Atmosfera fantastica allo Steinmühlenforum con la hr-Bigband
La hr-Bigband ha una reputazione che la precede: chi ne fa parte sa il fatto suo. Non c’è da stupirsi che l’annuncio dell’arrivo dell’ensemble alla Steinmühle fosse atteso con grande rispetto. Un’atmosfera incredibile ha riempito il Forum durante l’evento di venerdì prima di Pentecoste. E che nessuno osi più dire: il jazz è solo roba da anziani.

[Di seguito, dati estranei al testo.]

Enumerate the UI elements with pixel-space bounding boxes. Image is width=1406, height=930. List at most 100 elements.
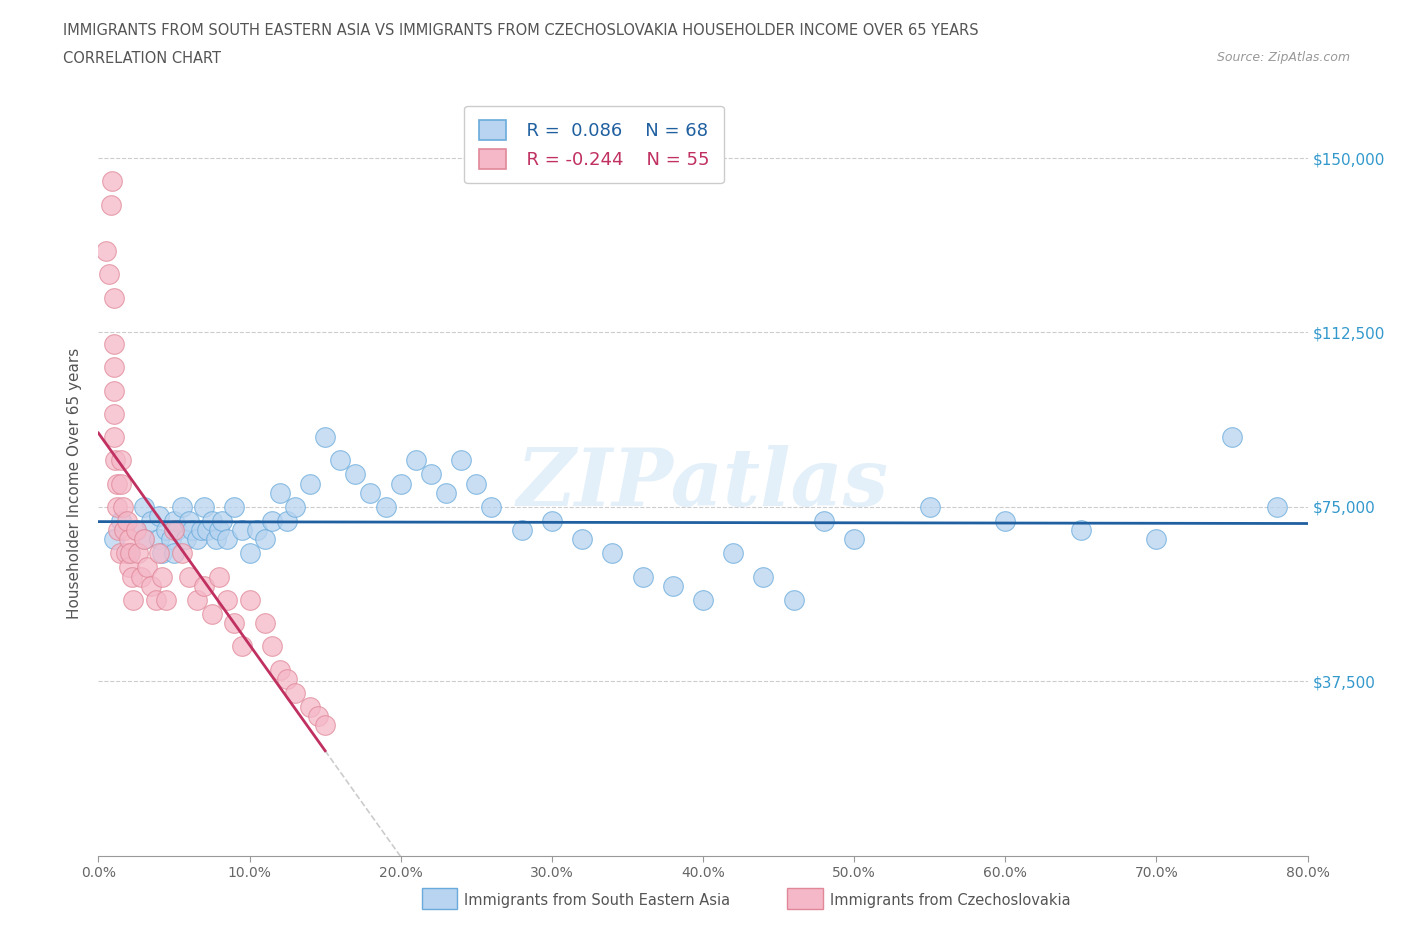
- Point: [100, 197, 122, 212]
- Point: [405, 453, 427, 468]
- Point: [103, 406, 125, 421]
- Point: [111, 499, 134, 514]
- Point: [253, 532, 276, 547]
- Point: [155, 523, 177, 538]
- Point: [129, 569, 152, 584]
- Point: [844, 532, 866, 547]
- Point: [103, 360, 125, 375]
- Point: [307, 709, 329, 724]
- Point: [103, 430, 125, 445]
- Point: [112, 523, 135, 538]
- Point: [1220, 430, 1243, 445]
- Point: [132, 532, 155, 547]
- Point: [181, 523, 204, 538]
- Point: [160, 532, 183, 547]
- Point: [299, 476, 322, 491]
- Point: [114, 546, 136, 561]
- Point: [163, 523, 186, 538]
- Point: [211, 513, 233, 528]
- Point: [98, 267, 121, 282]
- Point: [224, 616, 246, 631]
- Point: [208, 569, 231, 584]
- Point: [262, 513, 284, 528]
- Point: [389, 476, 412, 491]
- Point: [179, 569, 201, 584]
- Point: [465, 476, 488, 491]
- Text: Immigrants from South Eastern Asia: Immigrants from South Eastern Asia: [464, 893, 730, 908]
- Point: [205, 532, 228, 547]
- Point: [434, 485, 457, 500]
- Point: [150, 569, 173, 584]
- Point: [110, 453, 132, 468]
- Point: [246, 523, 269, 538]
- Point: [195, 523, 218, 538]
- Point: [193, 578, 215, 593]
- Point: [170, 546, 193, 561]
- Text: CORRELATION CHART: CORRELATION CHART: [63, 51, 221, 66]
- Point: [105, 499, 128, 514]
- Point: [118, 560, 141, 575]
- Point: [103, 290, 125, 305]
- Point: [262, 639, 284, 654]
- Point: [344, 467, 367, 482]
- Point: [201, 513, 224, 528]
- Legend:   R =  0.086    N = 68,   R = -0.244    N = 55: R = 0.086 N = 68, R = -0.244 N = 55: [464, 106, 724, 183]
- Point: [661, 578, 683, 593]
- Y-axis label: Householder Income Over 65 years: Householder Income Over 65 years: [67, 348, 83, 619]
- Point: [253, 616, 276, 631]
- Point: [148, 532, 170, 547]
- Point: [103, 532, 125, 547]
- Point: [166, 523, 188, 538]
- Point: [190, 523, 212, 538]
- Point: [135, 560, 157, 575]
- Point: [105, 476, 128, 491]
- Point: [723, 546, 745, 561]
- Point: [201, 606, 224, 621]
- Point: [118, 546, 141, 561]
- Point: [360, 485, 382, 500]
- Point: [314, 430, 336, 445]
- Point: [104, 453, 127, 468]
- Point: [103, 383, 125, 398]
- Point: [269, 662, 291, 677]
- Point: [115, 513, 138, 528]
- Point: [148, 546, 170, 561]
- Point: [179, 513, 201, 528]
- Point: [215, 592, 238, 607]
- Point: [125, 523, 148, 538]
- Point: [94, 244, 117, 259]
- Text: IMMIGRANTS FROM SOUTH EASTERN ASIA VS IMMIGRANTS FROM CZECHOSLOVAKIA HOUSEHOLDER: IMMIGRANTS FROM SOUTH EASTERN ASIA VS IM…: [63, 23, 979, 38]
- Point: [163, 546, 186, 561]
- Point: [918, 499, 941, 514]
- Point: [329, 453, 352, 468]
- Point: [108, 546, 131, 561]
- Point: [224, 499, 246, 514]
- Point: [631, 569, 654, 584]
- Point: [239, 546, 262, 561]
- Point: [692, 592, 714, 607]
- Text: ZIPatlas: ZIPatlas: [517, 445, 889, 523]
- Point: [107, 523, 129, 538]
- Point: [510, 523, 533, 538]
- Point: [284, 685, 307, 700]
- Point: [125, 523, 148, 538]
- Point: [186, 592, 208, 607]
- Point: [231, 639, 253, 654]
- Point: [174, 532, 197, 547]
- Point: [239, 592, 262, 607]
- Point: [163, 513, 186, 528]
- Point: [127, 546, 149, 561]
- Point: [571, 532, 593, 547]
- Point: [193, 499, 215, 514]
- Point: [1070, 523, 1092, 538]
- Text: Source: ZipAtlas.com: Source: ZipAtlas.com: [1216, 51, 1350, 64]
- Point: [269, 485, 291, 500]
- Point: [186, 532, 208, 547]
- Point: [299, 699, 322, 714]
- Point: [208, 523, 231, 538]
- Point: [1144, 532, 1167, 547]
- Point: [215, 532, 238, 547]
- Point: [752, 569, 775, 584]
- Point: [314, 718, 336, 733]
- Point: [276, 671, 298, 686]
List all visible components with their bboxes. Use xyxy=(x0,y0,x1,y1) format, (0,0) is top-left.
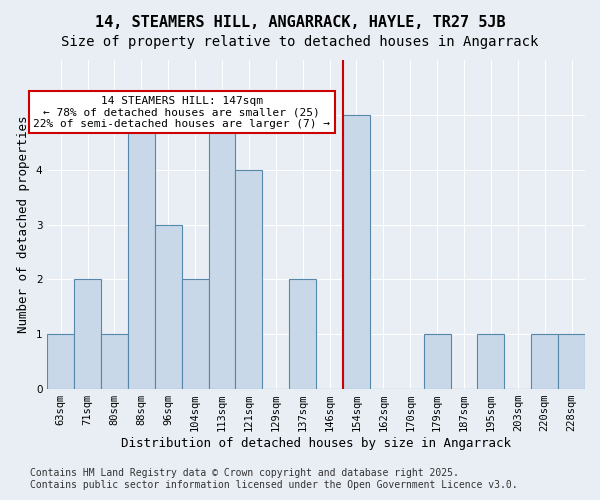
X-axis label: Distribution of detached houses by size in Angarrack: Distribution of detached houses by size … xyxy=(121,437,511,450)
Bar xyxy=(74,280,101,389)
Bar xyxy=(128,115,155,389)
Bar xyxy=(558,334,585,389)
Bar xyxy=(531,334,558,389)
Bar xyxy=(101,334,128,389)
Bar xyxy=(182,280,209,389)
Text: Size of property relative to detached houses in Angarrack: Size of property relative to detached ho… xyxy=(61,35,539,49)
Bar xyxy=(47,334,74,389)
Text: 14 STEAMERS HILL: 147sqm
← 78% of detached houses are smaller (25)
22% of semi-d: 14 STEAMERS HILL: 147sqm ← 78% of detach… xyxy=(33,96,330,129)
Bar xyxy=(235,170,262,389)
Text: 14, STEAMERS HILL, ANGARRACK, HAYLE, TR27 5JB: 14, STEAMERS HILL, ANGARRACK, HAYLE, TR2… xyxy=(95,15,505,30)
Bar xyxy=(478,334,505,389)
Bar xyxy=(343,115,370,389)
Bar xyxy=(209,115,235,389)
Y-axis label: Number of detached properties: Number of detached properties xyxy=(17,116,30,334)
Bar xyxy=(155,224,182,389)
Bar xyxy=(424,334,451,389)
Bar xyxy=(289,280,316,389)
Text: Contains HM Land Registry data © Crown copyright and database right 2025.
Contai: Contains HM Land Registry data © Crown c… xyxy=(30,468,518,490)
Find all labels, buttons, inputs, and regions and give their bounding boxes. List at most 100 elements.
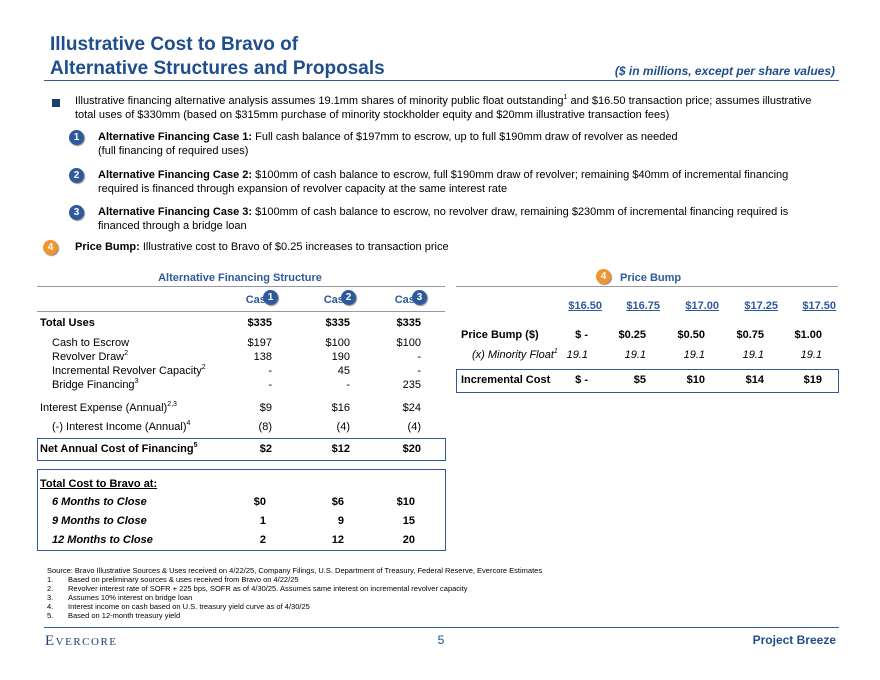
- badge: 4: [43, 240, 58, 255]
- table-header-rule: [37, 286, 445, 287]
- footnote-number: 3.: [47, 593, 54, 602]
- footnote-ref: 1: [553, 348, 558, 355]
- row-label-text: Revolver Draw: [52, 351, 125, 363]
- footnote-text: Assumes 10% interest on bridge loan: [68, 593, 193, 602]
- footnote-ref: 2: [201, 364, 206, 371]
- badge: 3: [69, 205, 84, 220]
- logo: Evercore: [45, 633, 118, 649]
- case-text: Alternative Financing Case 1: Full cash …: [98, 131, 818, 158]
- badge: 4: [596, 269, 611, 284]
- cell: -: [268, 379, 272, 391]
- bullet-text: Illustrative financing alternative analy…: [75, 94, 835, 122]
- footnote-text: Based on 12-month treasury yield: [68, 611, 181, 620]
- cell: 1: [259, 515, 266, 527]
- subtitle: ($ in millions, except per share values): [614, 64, 835, 78]
- footnote-ref: 1: [563, 94, 568, 101]
- cell: $0: [253, 496, 266, 508]
- footnote-number: 2.: [47, 584, 54, 593]
- column-label: $16.50: [568, 300, 602, 312]
- column-label: $16.75: [626, 300, 660, 312]
- row-label: Revolver Draw2: [52, 350, 128, 364]
- cell: 235: [402, 379, 421, 391]
- case-label: Price Bump:: [75, 241, 140, 253]
- footnote-text: Interest income on cash based on U.S. tr…: [68, 602, 310, 611]
- column-label: $17.50: [802, 300, 836, 312]
- cell: (8): [258, 421, 272, 433]
- cell: $ -: [575, 329, 588, 341]
- row-label-text: Net Annual Cost of Financing: [40, 443, 194, 455]
- cell: $5: [633, 374, 646, 386]
- case-label: Alternative Financing Case 1:: [98, 131, 253, 143]
- cell: $19: [803, 374, 822, 386]
- cell: $2: [259, 443, 272, 455]
- page-number: 5: [437, 633, 445, 647]
- row-label-text: (-) Interest Income (Annual): [52, 421, 187, 433]
- row-label-text: Total Uses: [40, 317, 95, 329]
- case-label: Alternative Financing Case 3:: [98, 206, 253, 218]
- case-text: Alternative Financing Case 3: $100mm of …: [98, 206, 818, 233]
- column-label: $17.00: [685, 300, 719, 312]
- cell: 138: [253, 351, 272, 363]
- case-description: Illustrative cost to Bravo of $0.25 incr…: [142, 241, 449, 253]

Un po’ di ritmo, un po’ di ritmo… si è scatenato il divertimento. Anche gli alunni più piccoli si sono lasciati coinvolgere dal ritmo. In qualche modo i brani sembravano familiari, i nomi suonavano conosciuti: Steely Dan, Miles Davis, Duke Ellington, Thad Jones. Erano grandi artisti, la cui musica veniva presentata qui.
“Corso di approfondimento” sul jazz
Una parte dell’ensemble jazz del Steinmühlen si era prefissata un altro compito già molto prima dell’evento: presentare la serata, appunto. Gli studenti Talea Funk, Samuel Ruff, Tom Herfert e Marit Winterstein si erano recati appositamente a Francoforte, presso l’emittente Hessischer Rundfunk, per partecipare a un workshop tenuto da professionisti che spiegassero loro come si presenta un concerto jazz. Questi ragazzi, che imparano in fretta, hanno fatto subito propri i consigli. Senza alcun segno di nervosismo, ma con grande rispetto per l’ensemble e le sue esibizioni, i musicisti della Steinmühlen hanno accompagnato il pubblico per tutta la mattinata.
Hanno fornito al pubblico alcune informazioni sui brani presentati dai professionisti. I membri della band li hanno intervistati su vari argomenti. Così non solo si è ascoltato del jazz vivace, ma si è anche imparato qualcosa. Per tutti i presenti è stato un corso accelerato sul jazz.
La visita della hr Bigband alla Steinmühle fa praticamente parte di una missione. Dato che è risaputo che nelle scuole in generale ci sono pochi punti di contatto con la buona musica jazz, la hr Bigband parte a intervalli regolari per un tour nelle scuole di tutta l’Assia.
Questa volta il programma prevedeva anche la tappa allo Steinmühle. Era l’ultima tappa del nostro viaggio attraverso il nostro Land. Che allo Steinmühle il jazz non fosse solo una voce di corridoio, ma fosse ormai parte integrante del programma musicale, i professionisti della big band sicuramente non lo sapevano né potevano immaginarlo. L’esibizione davanti a un gruppo di “intenditori della scena” deve però essere piaciuta loro.